Noritaka Minami, photographe japonais basé à Chicago, a photographié la Nakagin Capsule Tower, premier hôtel capsule de Tokyo. Son livre, 1972, en relate l’état et retrace l’histoire de ce projet futuriste qui devait changer la métropole japonaise.

Le bâtiment est une vue d’un avenir qui n’a jamais existé et comme un anachronisme architectural au sein de la ville. Malgré le projet de Kisho Kurokawa de produire en masse ces capsules, cette structure est unique au monde. Aujourd’hui, le bâtiment est menacé de démolition pour faire place à des appartements classiques.
Noritaka Minami

Bordée par une autoroute surélevée et deux rues étroites, la tour à capsules Nakagin est située dans le quartier de Ginza, au cœur de Tokyo. Composée de deux tours en béton sur lesquelles sont fixées 140 capsules de dimensions identiques, la silhouette singulière de ce bâtiment correspond à un principe issu à la fois de la tradition japonaise et de l'innovation la plus radicale : l'architecture impermanente. Quarante-sept ans après sa construction, elle est entièrement recouverte de filets de sécurité, comme une relique d'un flamboyant futur parfait. Et son sort doit être décidé d’ici peu… 

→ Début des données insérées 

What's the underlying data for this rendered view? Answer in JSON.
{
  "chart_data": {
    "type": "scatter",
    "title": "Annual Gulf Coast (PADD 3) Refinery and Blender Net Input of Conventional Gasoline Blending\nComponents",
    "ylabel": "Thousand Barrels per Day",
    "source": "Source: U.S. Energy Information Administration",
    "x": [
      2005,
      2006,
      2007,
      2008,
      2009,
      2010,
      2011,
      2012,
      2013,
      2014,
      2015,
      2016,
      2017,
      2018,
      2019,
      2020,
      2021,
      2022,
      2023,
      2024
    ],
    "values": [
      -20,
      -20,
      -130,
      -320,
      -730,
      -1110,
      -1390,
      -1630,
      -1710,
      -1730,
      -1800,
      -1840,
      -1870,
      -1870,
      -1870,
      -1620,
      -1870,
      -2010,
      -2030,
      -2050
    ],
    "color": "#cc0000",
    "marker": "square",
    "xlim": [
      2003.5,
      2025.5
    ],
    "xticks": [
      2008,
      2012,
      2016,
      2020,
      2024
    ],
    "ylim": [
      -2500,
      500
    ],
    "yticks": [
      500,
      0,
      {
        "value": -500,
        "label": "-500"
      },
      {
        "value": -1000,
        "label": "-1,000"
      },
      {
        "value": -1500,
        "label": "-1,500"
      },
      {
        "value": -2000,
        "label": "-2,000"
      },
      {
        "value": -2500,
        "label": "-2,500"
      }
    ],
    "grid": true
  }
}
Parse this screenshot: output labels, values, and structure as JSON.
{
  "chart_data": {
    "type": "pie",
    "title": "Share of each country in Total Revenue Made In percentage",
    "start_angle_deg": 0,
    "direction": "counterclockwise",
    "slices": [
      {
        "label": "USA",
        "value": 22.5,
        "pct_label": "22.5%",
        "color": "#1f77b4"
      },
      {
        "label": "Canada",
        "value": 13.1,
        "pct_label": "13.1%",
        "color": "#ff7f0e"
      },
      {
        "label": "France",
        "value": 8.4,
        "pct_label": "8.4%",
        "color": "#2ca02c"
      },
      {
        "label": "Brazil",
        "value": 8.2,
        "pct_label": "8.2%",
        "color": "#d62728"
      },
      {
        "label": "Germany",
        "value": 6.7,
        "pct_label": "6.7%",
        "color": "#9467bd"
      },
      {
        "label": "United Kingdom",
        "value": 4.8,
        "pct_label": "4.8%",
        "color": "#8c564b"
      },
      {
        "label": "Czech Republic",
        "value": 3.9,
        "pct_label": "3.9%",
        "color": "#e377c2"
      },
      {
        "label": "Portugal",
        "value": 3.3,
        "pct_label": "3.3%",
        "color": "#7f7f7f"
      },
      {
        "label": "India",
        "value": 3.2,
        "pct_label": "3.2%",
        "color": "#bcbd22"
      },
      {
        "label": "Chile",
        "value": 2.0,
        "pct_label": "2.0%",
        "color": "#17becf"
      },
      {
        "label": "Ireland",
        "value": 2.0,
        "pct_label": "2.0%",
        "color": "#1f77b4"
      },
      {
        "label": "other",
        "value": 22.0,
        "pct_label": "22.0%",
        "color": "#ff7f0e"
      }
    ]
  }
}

Conçue en 1972 par l'architecte japonais Kisho Kurokawa, la tour à capsules Nakagin est l'un des rares exemples d'architecture métaboliste à avoir été construite. Le mouvement s'est développé dans le Japon de l'après-guerre, une période complexe qui a produit un énorme changement d'identité consécutif aux atrocités de la Seconde Guerre mondiale, le rejet de l'architecture japonaise du début du XXe siècle, connue sous le nom de Giyofu, basée sur l'imitation occidentale, et la reconstruction du Japon à grande échelle. Confrontés à l'injonction de l'autorité publique de construire le Japon de demain, les architectes ont proposé une synthèse entre les traditions de leur culture millénaire et les mouvements d'avant-garde, portés par une forte croissance économique. Le point culminant du mouvement des Métabolistes a été l'Expo 70 à l'Exposition universelle d'Osaka.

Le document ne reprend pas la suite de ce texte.